Eastcote opened in 1906 as a halt on the line to Uxbridge, triggering quintessential Metroland sprawl. The resulting parade now has well over 100 shops, and nice ones too, including more family businesses than Londoners would normally expect. Outlets range from Aldi to a fireplace showroom and from Imran's Deli to a chocolate and macaroon cafe, via the delights of Wenzels and Wimpy. I liked it.
The station was designed by Charles Holden, and characteristically so, with a brick'n'glass cuboid facing the street flanked by roundels atop two protruding curved kiosks. This pair weren't always occupied by a cab company and a phone repair shop, but the Eastcote Cafe alongside looks like it's been cooking up breakfasts and burgers for decades. I liked it (the architecture, that is, I never tried the caff).
Eastcote's ticket hall has a high flat roof and is lit by clerestory windows giving it churchlike qualities. One side has the ticket machines and the other a coffee kiosk brewing hand roasted beans from El Salvador. This hideyhole also doubles as a tiny newsagent, with a single rack that somehow manages to include all the daily papers and copies of two dozen still-popular magazines. They're still ten years behind zone 2 in Eastcote. I liked it.
A brief tiled corridor leads to two sets of brick-enclosed stairwells, all with Holdenesque attention to detail. Left for London and right for Ruislip. And the platforms are lovely too, blessed with two tropical mini gardens halfway down. The half nearest the stairs has a flat canopy to shield you from the elements and a long thin waiting room with an elegantly curved end. I fear this is permanently padlocked these days. I liked it anyway.

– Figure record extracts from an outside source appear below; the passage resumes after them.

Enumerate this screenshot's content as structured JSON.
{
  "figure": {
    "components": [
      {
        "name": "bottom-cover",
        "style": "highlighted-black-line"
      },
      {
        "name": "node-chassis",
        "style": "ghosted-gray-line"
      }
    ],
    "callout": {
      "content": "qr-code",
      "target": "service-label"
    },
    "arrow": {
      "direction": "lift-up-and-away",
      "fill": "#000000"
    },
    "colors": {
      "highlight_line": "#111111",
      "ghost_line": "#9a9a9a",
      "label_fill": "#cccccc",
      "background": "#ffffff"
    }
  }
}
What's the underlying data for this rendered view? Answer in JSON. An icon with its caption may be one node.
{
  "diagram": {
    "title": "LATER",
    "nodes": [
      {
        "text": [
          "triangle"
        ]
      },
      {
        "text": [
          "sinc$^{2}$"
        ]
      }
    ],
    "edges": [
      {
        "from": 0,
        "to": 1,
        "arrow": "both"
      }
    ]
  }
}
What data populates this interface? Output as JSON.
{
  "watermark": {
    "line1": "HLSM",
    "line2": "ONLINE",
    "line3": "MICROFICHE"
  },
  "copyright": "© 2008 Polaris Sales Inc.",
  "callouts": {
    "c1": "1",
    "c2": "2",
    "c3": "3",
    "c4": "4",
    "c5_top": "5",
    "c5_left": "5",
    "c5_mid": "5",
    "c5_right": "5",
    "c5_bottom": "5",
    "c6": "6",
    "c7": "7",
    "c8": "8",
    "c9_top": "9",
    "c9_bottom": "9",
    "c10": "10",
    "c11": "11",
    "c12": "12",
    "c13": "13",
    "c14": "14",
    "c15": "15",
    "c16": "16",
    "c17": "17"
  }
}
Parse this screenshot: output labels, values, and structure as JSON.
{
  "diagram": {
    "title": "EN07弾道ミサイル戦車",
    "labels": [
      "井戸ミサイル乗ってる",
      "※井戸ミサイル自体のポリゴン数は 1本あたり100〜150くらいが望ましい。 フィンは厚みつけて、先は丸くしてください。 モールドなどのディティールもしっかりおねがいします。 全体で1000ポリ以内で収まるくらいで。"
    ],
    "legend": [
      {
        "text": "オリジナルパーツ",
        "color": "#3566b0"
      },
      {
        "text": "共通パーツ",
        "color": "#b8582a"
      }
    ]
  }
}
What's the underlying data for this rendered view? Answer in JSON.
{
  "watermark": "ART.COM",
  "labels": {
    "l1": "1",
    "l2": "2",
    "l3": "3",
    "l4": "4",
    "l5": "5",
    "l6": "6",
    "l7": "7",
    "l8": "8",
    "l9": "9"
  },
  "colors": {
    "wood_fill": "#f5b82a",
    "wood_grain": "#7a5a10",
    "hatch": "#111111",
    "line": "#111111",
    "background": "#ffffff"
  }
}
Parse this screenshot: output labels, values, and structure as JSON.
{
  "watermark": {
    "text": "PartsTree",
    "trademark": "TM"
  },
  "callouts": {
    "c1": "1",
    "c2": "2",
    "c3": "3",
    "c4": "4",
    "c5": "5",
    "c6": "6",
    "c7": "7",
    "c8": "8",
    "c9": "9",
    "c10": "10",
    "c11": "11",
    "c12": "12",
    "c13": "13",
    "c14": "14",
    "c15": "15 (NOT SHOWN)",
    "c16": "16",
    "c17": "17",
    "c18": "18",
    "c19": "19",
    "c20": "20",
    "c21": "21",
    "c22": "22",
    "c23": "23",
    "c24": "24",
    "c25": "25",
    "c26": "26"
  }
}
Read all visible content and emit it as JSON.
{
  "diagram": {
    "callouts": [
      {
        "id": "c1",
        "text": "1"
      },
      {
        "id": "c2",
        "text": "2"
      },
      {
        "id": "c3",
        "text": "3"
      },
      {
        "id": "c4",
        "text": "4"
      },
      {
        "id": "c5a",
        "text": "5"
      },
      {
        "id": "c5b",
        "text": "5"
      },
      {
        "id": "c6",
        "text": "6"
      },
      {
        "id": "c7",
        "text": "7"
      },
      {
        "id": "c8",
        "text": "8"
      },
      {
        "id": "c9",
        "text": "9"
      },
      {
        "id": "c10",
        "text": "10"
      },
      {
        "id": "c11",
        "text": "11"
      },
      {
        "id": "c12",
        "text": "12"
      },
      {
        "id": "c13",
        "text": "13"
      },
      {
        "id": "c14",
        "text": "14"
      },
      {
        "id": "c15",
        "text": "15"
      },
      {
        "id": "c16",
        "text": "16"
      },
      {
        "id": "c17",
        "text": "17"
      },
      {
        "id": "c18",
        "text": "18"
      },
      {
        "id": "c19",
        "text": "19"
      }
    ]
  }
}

The far end of the platforms has been polluted with cameras and loudspeakers on stalks as part of infraco despoliation in the 2000s. They did at lease use droopy stalks to echo the original concrete lamp supports but the end result is no visual triumph. Look out for the staff letterbox and the fake owl if you're waiting any length of time. I see the eastbound Next Train Indicator doesn't bother with destinations, it just tells you 'Metropolitan line' or 'Piccadilly line' because that's all you need to know out here.